Mr. Adolph Bernd's funeral notice stated he was to be buried "in the Beth Israel cemetery." This was the old Hebrew Burial Ground at Rose Hill.


(Image by James Allen)


Emilie Dellevie Bernd was born 26 April 1832 in Germany / Prussia, possibly a daughter of Levy and Fredrica.  Emilie was just three years old when she arrived in New York in 1835.  She was in Levy's household for the 1850 Philadelphia County, Pennsylvania Federal census, and Adolph's household for the 1870 Macon, Bibb County, Georgia Federal census.

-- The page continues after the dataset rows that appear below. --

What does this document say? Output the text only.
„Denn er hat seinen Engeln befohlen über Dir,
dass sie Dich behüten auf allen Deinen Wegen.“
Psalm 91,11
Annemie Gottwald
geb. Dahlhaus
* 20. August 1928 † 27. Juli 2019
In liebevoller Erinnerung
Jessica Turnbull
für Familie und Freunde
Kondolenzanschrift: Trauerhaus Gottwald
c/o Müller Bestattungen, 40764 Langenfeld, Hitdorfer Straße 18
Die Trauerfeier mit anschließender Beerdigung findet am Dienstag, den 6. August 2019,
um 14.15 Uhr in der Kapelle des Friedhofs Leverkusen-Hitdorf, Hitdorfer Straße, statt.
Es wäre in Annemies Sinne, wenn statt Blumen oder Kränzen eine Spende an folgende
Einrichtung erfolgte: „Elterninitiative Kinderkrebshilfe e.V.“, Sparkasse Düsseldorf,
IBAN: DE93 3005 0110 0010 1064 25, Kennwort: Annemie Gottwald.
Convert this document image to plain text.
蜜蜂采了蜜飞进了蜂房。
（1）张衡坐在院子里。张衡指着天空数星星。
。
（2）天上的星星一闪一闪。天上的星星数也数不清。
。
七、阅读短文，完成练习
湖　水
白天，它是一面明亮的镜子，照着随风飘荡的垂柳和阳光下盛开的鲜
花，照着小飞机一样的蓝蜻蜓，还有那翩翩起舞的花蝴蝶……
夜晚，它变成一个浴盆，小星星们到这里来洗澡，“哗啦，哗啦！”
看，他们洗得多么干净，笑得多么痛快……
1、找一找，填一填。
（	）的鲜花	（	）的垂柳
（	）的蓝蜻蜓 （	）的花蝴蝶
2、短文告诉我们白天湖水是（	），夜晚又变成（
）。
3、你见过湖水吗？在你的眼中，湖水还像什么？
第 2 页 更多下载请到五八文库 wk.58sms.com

edberndAccording to her tombstone, Emilie died 28 June 1875.  Like Levy and Adolph, she was buried in the old Hebrew Burial Ground at Rose Hill Cemetery.  A portion of her epitaph follows:

Her great aim was the pursuit
of knowledge, in the possession
of which she made no ostentations
show.  Her delight was to make those
dear to her happy, not forgetting
the comforts of others, nursing
the sick and relieving the needy.
She walked in the way of righteousness
and truth, the reverse was repugnant
to her soul.

[Image at right credit: Evening Blues (2004) via FindAGrave.  Permission for use granted in bio.]



08 March 2018

R. E. Church Buried 2 Wives Before His Own Death at Age 32

100_4059In the Eglantine Square section of Rose Hill Cemetery stands a tombstone placed for R. E. and Maria N. Church.  According to cemetery records, this tombstone is in a family lot purchased by Lewis P. Strong on 1 August 1840.

Since Maria's death date is listed as 25 October 1839, and R. E.'s is 11 February 1840, one has to wonder if they were initially buried elsewhere and later moved to Rose Hill.

Rodman Ebenezer Church was born in Bethlehem, Litchfield County, Connecticut 5 June 1807 to Rollin and Sally Church.  He married Maria N. Strong 13 September 1831 in Middletown, Middlesex County, CT.  Even though they were both young, this was not Rodman's first marriage.  Two years prior, he had wed Lydia Maria Dean.  She died about nine months later, on 11 July 1830, at age 22.

When second wife Maria died in 1839, she was only 21 years old.

Rodman lived only a few months after the death of his second wife. The epitaph on their shared tombstone says, in part, "They were lovely in their lives.  In their deaths they were not divided."

Upon Rodman's death in 1840, the following was published in the 18 February edition of the Macon Weekly Telegraph (Georgia, pg. 3):

In this city, on the night of the 10th inst. of the consumption, Mr. RODMAN E. CHURCH, aged 32 years. He was formerly of Durham, in the State of Connecticut, but had resided here since the early settlement of the place. He was justly esteemed by all who knew him, as an honest and upright man -- whose integrity was never questioned -- and in whom no guile was ever known. He had for 8 years been a member of the Presbyterian Church, and his walk was exemplary before the world, and in his death, gave convincing evidence that he had not made a vain profession.

He was buried on the 11th by the Macon Volunteers, of which Company he had for many years been a good and prompt soldier; and it is believed that the seeds of the disease of which he died, were contracted during the hardships and exposure of the Florida Campaign in 1836.

Lewis P. Strong, who purchased the family burial lot at Rose Hill, was likely Maria's brother.  He and wife Lurane were also buried there.